Selon les projections récentes de l'IPC, des millions de Somaliens font face à une insécurité alimentaire aiguë, avec plusieurs zones classées en phases de crise et d'urgence. Les données, compilées à travers des enquêtes de terrain et des dépistages nutritionnels, indiquent des niveaux croissants de malnutrition aiguë chez les enfants de moins de cinq ans. Les centres de santé soutenus par des partenaires humanitaires rapportent une augmentation des admissions pour malnutrition aiguë sévère, une condition qui réduit le monde d'un enfant aux éléments les plus essentiels de la survie.
À Baidoa et dans certaines parties de la Somalie centrale, la terre raconte sa propre histoire. Les cultures se flétrissent là où les pluies sont arrivées en retard ou pas du tout. Le bétail—autrefois la richesse stable d'une famille—a été affaibli par la rareté de l'eau et les maladies. Les communautés pastorales, habituées à migrer à la recherche de pâturages, voyagent maintenant plus loin et plus fréquemment, traçant des routes incertaines à travers un paysage remodelé par la variabilité climatique. Chaque voyage comporte des risques, et chaque retour rapporte moins.
Les centres urbains ressentent également la pression. Les sites de déplacement à la périphérie de Mogadiscio et d'autres villes se sont étendus alors que les familles fuient à la fois la sécheresse et l'insécurité. Des abris en métal ondulé et en toile se tiennent en rangs serrés, exposés au vent et à la chaleur. Le transport d'eau et les distributions alimentaires apportent un soulagement, mais les agences humanitaires mettent en garde que les lacunes de financement menacent de réduire les opérations à un moment où les besoins augmentent.
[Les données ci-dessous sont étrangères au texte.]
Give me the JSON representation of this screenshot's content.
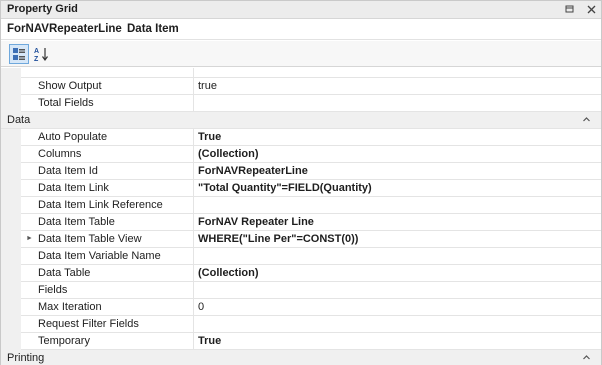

DG ECHO a souligné l'urgence d'un soutien soutenu, notant que la Somalie reste hautement vulnérable aux chocs climatiques superposés à un conflit prolongé. L'analyse de la FNSAU met en évidence comment même des augmentations de prix modestes pour les aliments de base peuvent plonger des ménages marginalisés dans la crise. Les marchés dans plusieurs régions signalent des prix des céréales élevés par rapport aux moyennes saisonnières, limitant le pouvoir d'achat des familles déjà à bout de nerfs.
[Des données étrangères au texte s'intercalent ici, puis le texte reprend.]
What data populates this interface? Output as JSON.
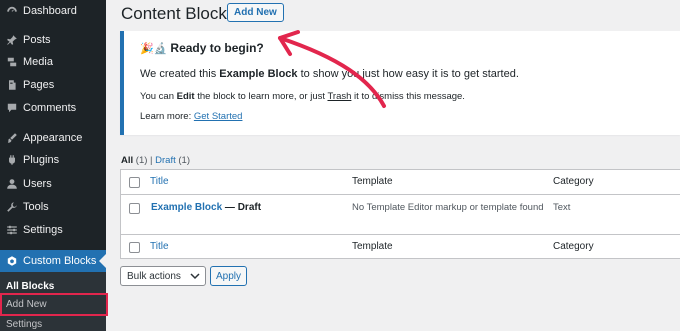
{
  "sidebar": {
    "items": [
      {
        "label": "Dashboard",
        "icon": "dashboard-icon"
      },
      {
        "label": "Posts",
        "icon": "pin-icon"
      },
      {
        "label": "Media",
        "icon": "media-icon"
      },
      {
        "label": "Pages",
        "icon": "page-icon"
      },
      {
        "label": "Comments",
        "icon": "comment-icon"
      },
      {
        "label": "Appearance",
        "icon": "brush-icon"
      },
      {
        "label": "Plugins",
        "icon": "plugin-icon"
      },
      {
        "label": "Users",
        "icon": "user-icon"
      },
      {
        "label": "Tools",
        "icon": "wrench-icon"
      },
      {
        "label": "Settings",
        "icon": "sliders-icon"
      },
      {
        "label": "Custom Blocks",
        "icon": "custom-blocks-icon"
      }
    ],
    "submenu": [
      "All Blocks",
      "Add New",
      "Settings"
    ]
  },
  "header": {
    "title": "Content Blocks",
    "add_new": "Add New"
  },
  "notice": {
    "title": "Ready to begin?",
    "emoji": "🎉🔬",
    "line1_a": "We created this ",
    "line1_b": "Example Block",
    "line1_c": " to show you just how easy it is to get started.",
    "line2_a": "You can ",
    "line2_b": "Edit",
    "line2_c": " the block to learn more, or just ",
    "line2_d": "Trash",
    "line2_e": " it to dismiss this message.",
    "line3_a": "Learn more: ",
    "line3_link": "Get Started"
  },
  "filters": {
    "all": "All",
    "all_count": "(1)",
    "sep": "|",
    "draft": "Draft",
    "draft_count": "(1)"
  },
  "table": {
    "columns": [
      "Title",
      "Template",
      "Category"
    ],
    "rows": [
      {
        "title": "Example Block",
        "state": " — Draft",
        "template": "No Template Editor markup or template found",
        "category": "Text"
      }
    ]
  },
  "bulk": {
    "select": "Bulk actions",
    "apply": "Apply"
  },
  "colors": {
    "accent": "#2271b1",
    "sidebar": "#1d2327",
    "highlight": "#e2264d"
  }
}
Derrière les statistiques se cachent des routines silencieuses et persistantes : des mères marchant des kilomètres vers des centres de nutrition ; des travailleurs humanitaires enregistrant des mesures de circonférence du bras supérieur avec une précision minutieuse ; des aînés se réunissant sous des arbres d'acacia pour discuter des puits en diminution. Le vocabulaire de la sécurité alimentaire—des termes comme "Crise" et "Urgence"—se traduit sur le terrain par des décisions sur quel repas sauter, quel bouc vendre, quel voyage tenter.
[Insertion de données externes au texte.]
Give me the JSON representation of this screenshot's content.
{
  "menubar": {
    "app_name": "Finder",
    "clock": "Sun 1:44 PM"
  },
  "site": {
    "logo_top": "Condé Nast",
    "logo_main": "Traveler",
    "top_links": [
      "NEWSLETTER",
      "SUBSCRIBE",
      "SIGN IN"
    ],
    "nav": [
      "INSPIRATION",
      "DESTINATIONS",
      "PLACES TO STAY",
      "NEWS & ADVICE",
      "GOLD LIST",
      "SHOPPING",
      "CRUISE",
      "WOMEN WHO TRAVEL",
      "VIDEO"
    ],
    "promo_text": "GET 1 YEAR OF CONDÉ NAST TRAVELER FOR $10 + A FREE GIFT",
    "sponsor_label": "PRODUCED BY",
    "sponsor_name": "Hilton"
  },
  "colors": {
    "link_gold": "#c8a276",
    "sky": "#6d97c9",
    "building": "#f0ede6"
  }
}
La Somalie a déjà enduré des cycles de sécheresse et de récupération. La famine de 2011 et la quasi-famine de 2022 restent gravées dans la mémoire collective, façonnant à la fois la politique nationale et la réponse internationale. Les systèmes d'alerte précoce se sont améliorés, et la coordination entre les agences est plus structurée. Pourtant, la détérioration actuelle, comme le reflète la dernière analyse de l'IPC, suggère que la résilience a des limites lorsque les chocs se cumulent.
Alors que février touche à sa fin, la mer continue son mouvement régulier contre le rivage de Mogadiscio. Dans les cliniques et les centres de coordination, les cartes sont étudiées et les plans révisés. Les convois humanitaires se préparent à de longs trajets sur des routes poussiéreuses, transportant des aliments thérapeutiques et des fournitures médicales vers des communautés dont les noms apparaissent rarement dans les gros titres.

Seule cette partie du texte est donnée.